For many people with shallow pockets to travel or with no time to travel, it’s almost impossible for them to see the proverbial Zimbabwean monuments and nature that the country has to offer. But one Zimbabwean, Tawanda Kanhema figured out that you don’t necessarily need to be in Zimbabwe to see these things. Tawanda’s ingenious solution was to put these monuments on StreetView so that anyone in every corner of the world can experience a life-like feel of Victoria Falls, Great Zimbabwe, and the likes.
Tawanda’s story is no pushover- it has the spirit of both patriotism and passion. The man traveled all the way from the USA and financed himself just to share Zimbabwe to the world. Indeed Tawanda is a Zimbabwean who stays in the United States, a journalism graduate from the University of California. He used his personal $5000 bucks to finance this project which saw him spending two weeks in Zimbabwe to shoot 500 miles of video content to be put on Google Maps and Earth.
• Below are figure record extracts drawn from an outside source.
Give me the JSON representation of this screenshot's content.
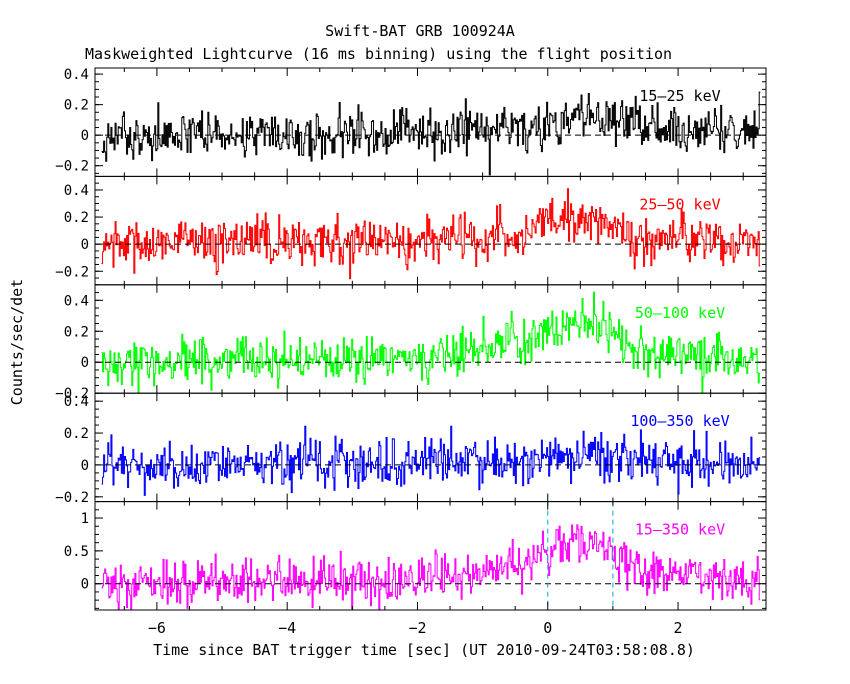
{
  "chart_data": {
    "type": "line",
    "title": "Swift-BAT GRB 100924A",
    "subtitle": "Maskweighted Lightcurve (16 ms binning) using the flight position",
    "xlabel": "Time since BAT trigger time [sec] (UT 2010-09-24T03:58:08.8)",
    "ylabel": "Counts/sec/det",
    "xlim": [
      -6.95,
      3.35
    ],
    "x_ticks": [
      -6,
      -4,
      -2,
      0,
      2
    ],
    "x_tick_labels": [
      "−6",
      "−4",
      "−2",
      "0",
      "2"
    ],
    "bin_width_s": 0.016,
    "markers": [
      0,
      1.0
    ],
    "panels": [
      {
        "name": "15–25 keV",
        "color": "#000000",
        "ylim": [
          -0.27,
          0.44
        ],
        "y_ticks": [
          -0.2,
          0,
          0.2,
          0.4
        ],
        "y_tick_labels": [
          "−0.2",
          "0",
          "0.2",
          "0.4"
        ],
        "noise_sigma": 0.075,
        "profile": [
          [
            -7,
            0.0
          ],
          [
            -3.5,
            0.0
          ],
          [
            -1.5,
            0.03
          ],
          [
            0,
            0.06
          ],
          [
            0.6,
            0.12
          ],
          [
            1.2,
            0.08
          ],
          [
            2,
            0.03
          ],
          [
            3.4,
            0.02
          ]
        ]
      },
      {
        "name": "25–50 keV",
        "color": "#ff0000",
        "ylim": [
          -0.3,
          0.5
        ],
        "y_ticks": [
          -0.2,
          0,
          0.2,
          0.4
        ],
        "y_tick_labels": [
          "−0.2",
          "0",
          "0.2",
          "0.4"
        ],
        "noise_sigma": 0.085,
        "profile": [
          [
            -7,
            0.0
          ],
          [
            -2.5,
            0.01
          ],
          [
            -0.5,
            0.06
          ],
          [
            0,
            0.14
          ],
          [
            0.6,
            0.2
          ],
          [
            1.0,
            0.1
          ],
          [
            1.5,
            0.04
          ],
          [
            3.4,
            0.02
          ]
        ]
      },
      {
        "name": "50–100 keV",
        "color": "#00ff00",
        "ylim": [
          -0.2,
          0.5
        ],
        "y_ticks": [
          -0.2,
          0,
          0.2,
          0.4
        ],
        "y_tick_labels": [
          "−0.2",
          "0",
          "0.2",
          "0.4"
        ],
        "noise_sigma": 0.075,
        "profile": [
          [
            -7,
            0.0
          ],
          [
            -3,
            0.01
          ],
          [
            -1.5,
            0.05
          ],
          [
            -0.3,
            0.15
          ],
          [
            0.2,
            0.22
          ],
          [
            0.8,
            0.25
          ],
          [
            1.2,
            0.1
          ],
          [
            1.8,
            0.04
          ],
          [
            3.4,
            0.0
          ]
        ]
      },
      {
        "name": "100–350 keV",
        "color": "#0000ff",
        "ylim": [
          -0.23,
          0.45
        ],
        "y_ticks": [
          -0.2,
          0,
          0.2,
          0.4
        ],
        "y_tick_labels": [
          "−0.2",
          "0",
          "0.2",
          "0.4"
        ],
        "noise_sigma": 0.075,
        "profile": [
          [
            -7,
            0.0
          ],
          [
            0,
            0.02
          ],
          [
            0.6,
            0.09
          ],
          [
            1.0,
            0.04
          ],
          [
            3.4,
            0.0
          ]
        ]
      },
      {
        "name": "15–350 keV",
        "color": "#ff00ff",
        "ylim": [
          -0.4,
          1.25
        ],
        "y_ticks": [
          0,
          0.5,
          1
        ],
        "y_tick_labels": [
          "0",
          "0.5",
          "1"
        ],
        "noise_sigma": 0.17,
        "profile": [
          [
            -7,
            0.0
          ],
          [
            -3,
            0.04
          ],
          [
            -1.5,
            0.12
          ],
          [
            -0.3,
            0.3
          ],
          [
            0.2,
            0.55
          ],
          [
            0.7,
            0.6
          ],
          [
            1.1,
            0.35
          ],
          [
            1.6,
            0.15
          ],
          [
            3.4,
            0.05
          ]
        ]
      }
    ]
  }
}
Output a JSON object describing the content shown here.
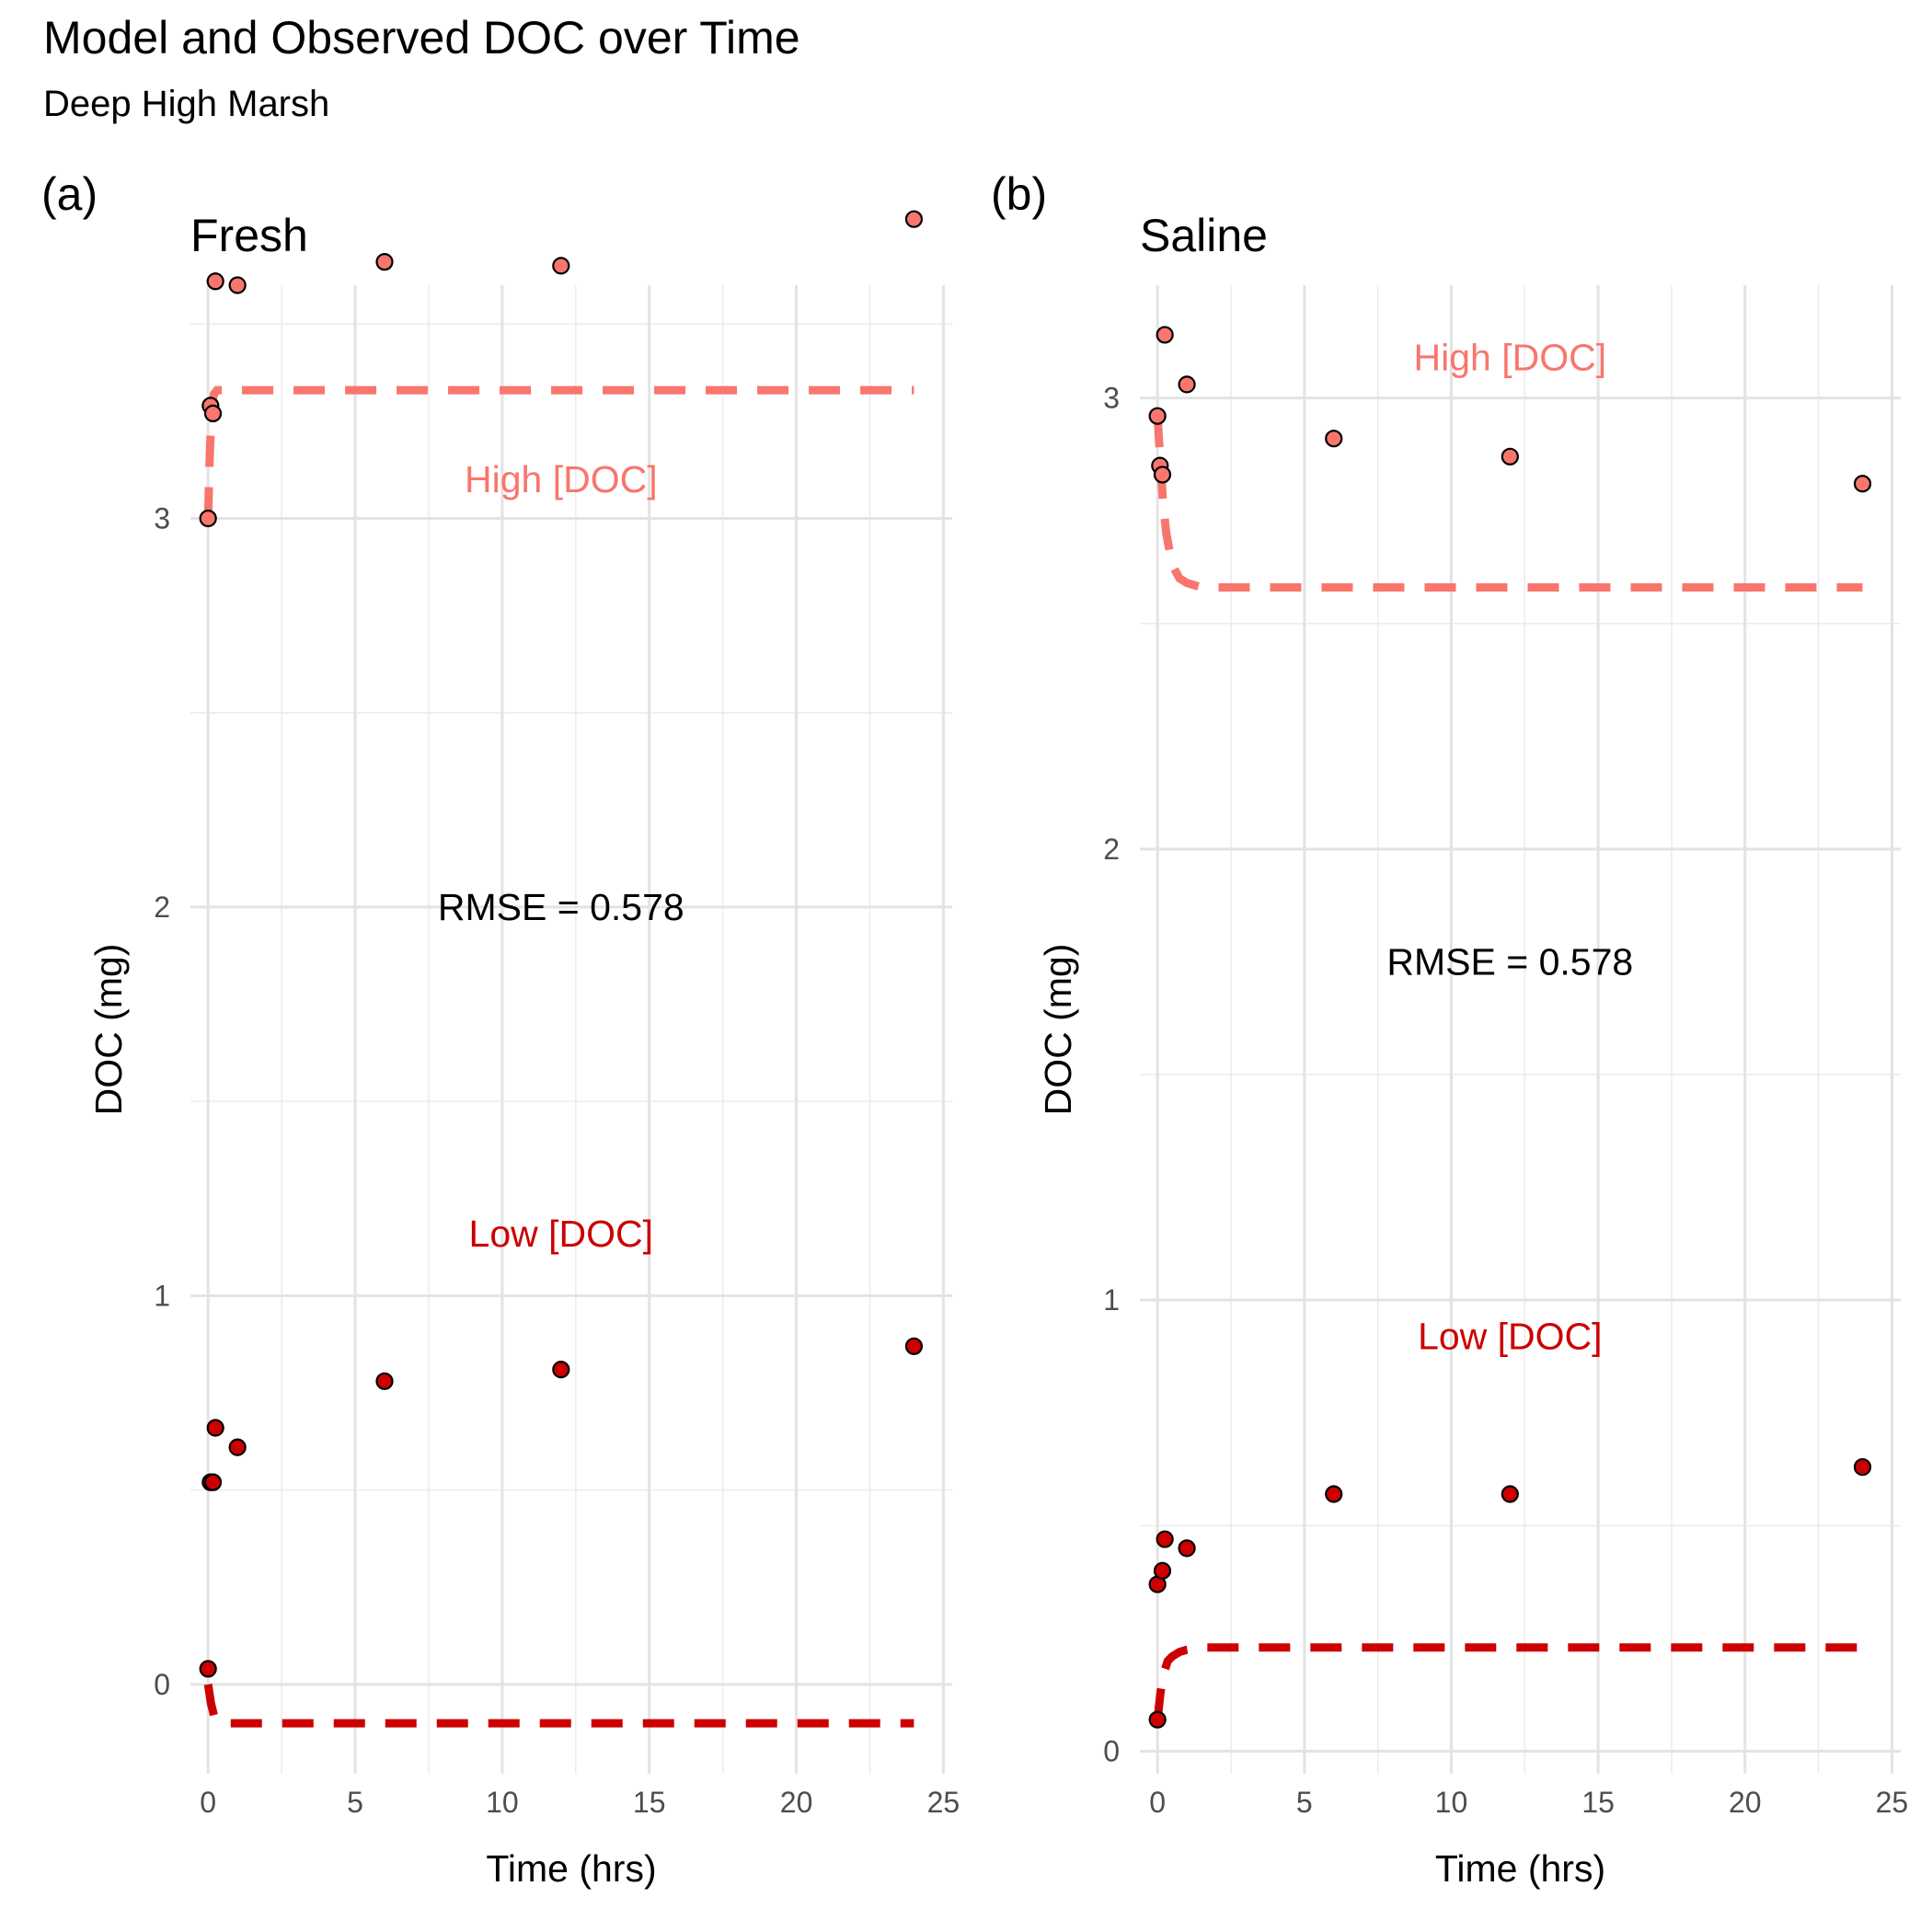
{
  "title": "Model and Observed DOC over Time",
  "subtitle": "Deep High Marsh",
  "chart_data": [
    {
      "type": "scatter",
      "tag": "(a)",
      "title": "Fresh",
      "xlabel": "Time (hrs)",
      "ylabel": "DOC (mg)",
      "xlim": [
        -0.6,
        25.3
      ],
      "ylim": [
        -0.23,
        3.6
      ],
      "x_ticks": [
        0,
        5,
        10,
        15,
        20,
        25
      ],
      "y_ticks": [
        0,
        1,
        2,
        3
      ],
      "x_tick_labels": [
        "0",
        "5",
        "10",
        "15",
        "20",
        "25"
      ],
      "y_tick_labels": [
        "0",
        "1",
        "2",
        "3"
      ],
      "grid": true,
      "rmse_label": "RMSE = 0.578",
      "rmse_pos": [
        12,
        2.0
      ],
      "series": [
        {
          "name": "High [DOC]",
          "color": "#F8766D",
          "label_pos": [
            12,
            3.1
          ],
          "points": [
            [
              0,
              3.0
            ],
            [
              0.083,
              3.29
            ],
            [
              0.167,
              3.27
            ],
            [
              0.25,
              3.61
            ],
            [
              1,
              3.6
            ],
            [
              6,
              3.66
            ],
            [
              12,
              3.65
            ],
            [
              24,
              3.77
            ]
          ],
          "model": [
            [
              0,
              3.0
            ],
            [
              0.05,
              3.15
            ],
            [
              0.1,
              3.25
            ],
            [
              0.15,
              3.3
            ],
            [
              0.2,
              3.32
            ],
            [
              0.3,
              3.33
            ],
            [
              0.5,
              3.33
            ],
            [
              24,
              3.33
            ]
          ]
        },
        {
          "name": "Low [DOC]",
          "color": "#CC0000",
          "label_pos": [
            12,
            1.16
          ],
          "points": [
            [
              0,
              0.04
            ],
            [
              0.083,
              0.52
            ],
            [
              0.167,
              0.52
            ],
            [
              0.25,
              0.66
            ],
            [
              1,
              0.61
            ],
            [
              6,
              0.78
            ],
            [
              12,
              0.81
            ],
            [
              24,
              0.87
            ]
          ],
          "model": [
            [
              0,
              0.0
            ],
            [
              0.1,
              -0.05
            ],
            [
              0.2,
              -0.08
            ],
            [
              0.3,
              -0.09
            ],
            [
              0.5,
              -0.1
            ],
            [
              1,
              -0.1
            ],
            [
              24,
              -0.1
            ]
          ]
        }
      ]
    },
    {
      "type": "scatter",
      "tag": "(b)",
      "title": "Saline",
      "xlabel": "Time (hrs)",
      "ylabel": "DOC (mg)",
      "xlim": [
        -0.6,
        25.3
      ],
      "ylim": [
        -0.05,
        3.25
      ],
      "x_ticks": [
        0,
        5,
        10,
        15,
        20,
        25
      ],
      "y_ticks": [
        0,
        1,
        2,
        3
      ],
      "x_tick_labels": [
        "0",
        "5",
        "10",
        "15",
        "20",
        "25"
      ],
      "y_tick_labels": [
        "0",
        "1",
        "2",
        "3"
      ],
      "grid": true,
      "rmse_label": "RMSE = 0.578",
      "rmse_pos": [
        12,
        1.75
      ],
      "series": [
        {
          "name": "High [DOC]",
          "color": "#F8766D",
          "label_pos": [
            12,
            3.09
          ],
          "points": [
            [
              0,
              2.96
            ],
            [
              0.083,
              2.85
            ],
            [
              0.167,
              2.83
            ],
            [
              0.25,
              3.14
            ],
            [
              1,
              3.03
            ],
            [
              6,
              2.91
            ],
            [
              12,
              2.87
            ],
            [
              24,
              2.81
            ]
          ],
          "model": [
            [
              0,
              2.96
            ],
            [
              0.1,
              2.85
            ],
            [
              0.2,
              2.76
            ],
            [
              0.3,
              2.7
            ],
            [
              0.5,
              2.63
            ],
            [
              0.75,
              2.6
            ],
            [
              1,
              2.59
            ],
            [
              1.5,
              2.58
            ],
            [
              24,
              2.58
            ]
          ]
        },
        {
          "name": "Low [DOC]",
          "color": "#CC0000",
          "label_pos": [
            12,
            0.92
          ],
          "points": [
            [
              0,
              0.07
            ],
            [
              0,
              0.37
            ],
            [
              0.167,
              0.4
            ],
            [
              0.25,
              0.47
            ],
            [
              1,
              0.45
            ],
            [
              6,
              0.57
            ],
            [
              12,
              0.57
            ],
            [
              24,
              0.63
            ]
          ],
          "model": [
            [
              0,
              0.07
            ],
            [
              0.1,
              0.13
            ],
            [
              0.2,
              0.17
            ],
            [
              0.35,
              0.2
            ],
            [
              0.5,
              0.21
            ],
            [
              0.75,
              0.22
            ],
            [
              1,
              0.225
            ],
            [
              1.5,
              0.23
            ],
            [
              24,
              0.23
            ]
          ]
        }
      ]
    }
  ]
}
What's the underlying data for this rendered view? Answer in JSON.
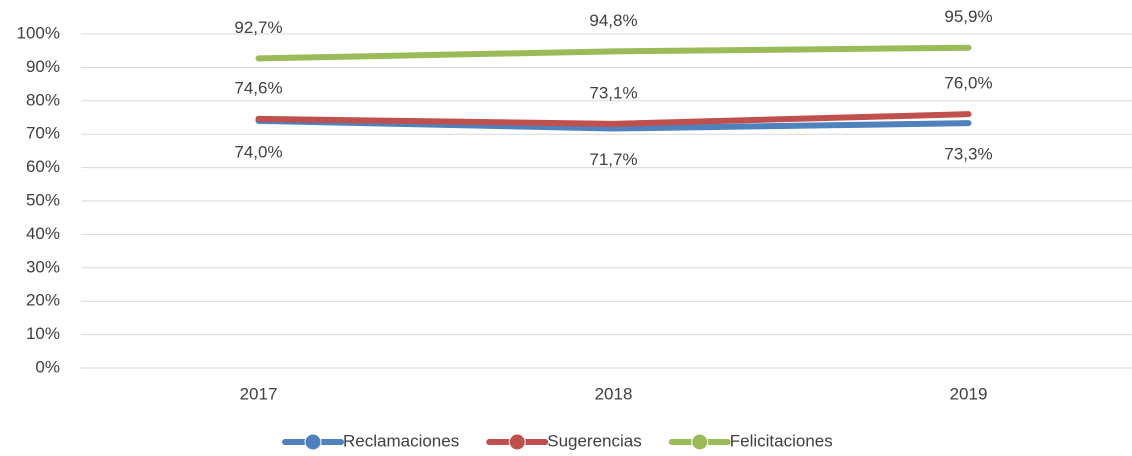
{
  "chart_data": {
    "type": "line",
    "categories": [
      "2017",
      "2018",
      "2019"
    ],
    "series": [
      {
        "name": "Reclamaciones",
        "color": "#4f81bd",
        "values": [
          74.0,
          71.7,
          73.3
        ],
        "value_labels": [
          "74,0%",
          "71,7%",
          "73,3%"
        ]
      },
      {
        "name": "Sugerencias",
        "color": "#c0504d",
        "values": [
          74.6,
          73.1,
          76.0
        ],
        "value_labels": [
          "74,6%",
          "73,1%",
          "76,0%"
        ]
      },
      {
        "name": "Felicitaciones",
        "color": "#9bbb59",
        "values": [
          92.7,
          94.8,
          95.9
        ],
        "value_labels": [
          "92,7%",
          "94,8%",
          "95,9%"
        ]
      }
    ],
    "ylim": [
      0,
      100
    ],
    "yticks": [
      {
        "value": 0,
        "label": "0%"
      },
      {
        "value": 10,
        "label": "10%"
      },
      {
        "value": 20,
        "label": "20%"
      },
      {
        "value": 30,
        "label": "30%"
      },
      {
        "value": 40,
        "label": "40%"
      },
      {
        "value": 50,
        "label": "50%"
      },
      {
        "value": 60,
        "label": "60%"
      },
      {
        "value": 70,
        "label": "70%"
      },
      {
        "value": 80,
        "label": "80%"
      },
      {
        "value": 90,
        "label": "90%"
      },
      {
        "value": 100,
        "label": "100%"
      }
    ],
    "grid": true,
    "legend": "bottom"
  }
}
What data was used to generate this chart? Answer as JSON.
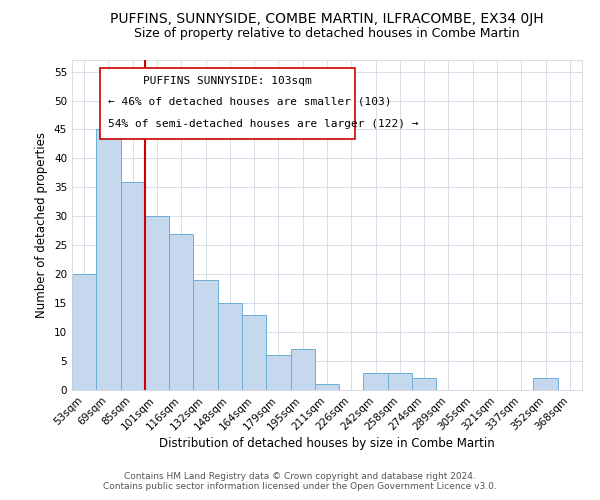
{
  "title": "PUFFINS, SUNNYSIDE, COMBE MARTIN, ILFRACOMBE, EX34 0JH",
  "subtitle": "Size of property relative to detached houses in Combe Martin",
  "xlabel": "Distribution of detached houses by size in Combe Martin",
  "ylabel": "Number of detached properties",
  "bin_labels": [
    "53sqm",
    "69sqm",
    "85sqm",
    "101sqm",
    "116sqm",
    "132sqm",
    "148sqm",
    "164sqm",
    "179sqm",
    "195sqm",
    "211sqm",
    "226sqm",
    "242sqm",
    "258sqm",
    "274sqm",
    "289sqm",
    "305sqm",
    "321sqm",
    "337sqm",
    "352sqm",
    "368sqm"
  ],
  "bar_heights": [
    20,
    45,
    36,
    30,
    27,
    19,
    15,
    13,
    6,
    7,
    1,
    0,
    3,
    3,
    2,
    0,
    0,
    0,
    0,
    2,
    0
  ],
  "bar_color": "#c5d8ed",
  "bar_edge_color": "#6baed6",
  "reference_line_color": "#cc0000",
  "annotation_title": "PUFFINS SUNNYSIDE: 103sqm",
  "annotation_line1": "← 46% of detached houses are smaller (103)",
  "annotation_line2": "54% of semi-detached houses are larger (122) →",
  "footer1": "Contains HM Land Registry data © Crown copyright and database right 2024.",
  "footer2": "Contains public sector information licensed under the Open Government Licence v3.0.",
  "ylim": [
    0,
    57
  ],
  "yticks": [
    0,
    5,
    10,
    15,
    20,
    25,
    30,
    35,
    40,
    45,
    50,
    55
  ],
  "title_fontsize": 10,
  "subtitle_fontsize": 9,
  "axis_label_fontsize": 8.5,
  "tick_fontsize": 7.5,
  "annotation_fontsize": 8,
  "footer_fontsize": 6.5
}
However, Tawanda didn’t do this entirely on his own, Google chipped in a bit by loaning him a camera through its loan program. Here is what Tawanda said about this project in an interview with CNET:
I grew up in Zimbabwe and went to school at the University of California, Berkeley where I studied journalism and documentary film-making…….In 2016, I got involved with Google’s user generated content initiative, the Street View Camera Loan Program, which allows photographers to borrow a Street View ready camera and take it somewhere interesting. I then pitched two UNESCO World Heritage Sites, Victoria Falls in Zimbabwe and Stone Town in Zanzibar as ideal pilots for expanding Street View to new markets in Southern Africa…..I personally funded all travel and production costs related to the Zimbabwe Street View project. Google and Insta360 provided the Insta360 Pro 2 through the camera loan program.
This is still just a hobby for me, so using off-the-shelf products significantly reduced the costs for something that would cost thousands of dollars to just under $5,000 in flights, hotels, a car rental and gas expenses.
What Tawanda did is worth for Zimbabwe Tourism Authority (ZTA) to copy. Promoting tourism is no longer exclusively limited to publishing ads but something like what Tawanda did is perhaps now more effective to lure tourists. It’s not that pricey to come up with the video content judging by Tawanda’s budget and the huge amount of content he produced.
I believe ZTA has the financial resources to finance a number of these kinds of projects. What I don’t think it has is the will to do it. But lately, ZTA seems like its now ‘tech-curious’ given that it partnered with a certain company to develop a tourism mobile app. Imagine how insightful will the app be if it also offered Streetview footage of Zimbabwe’s monuments?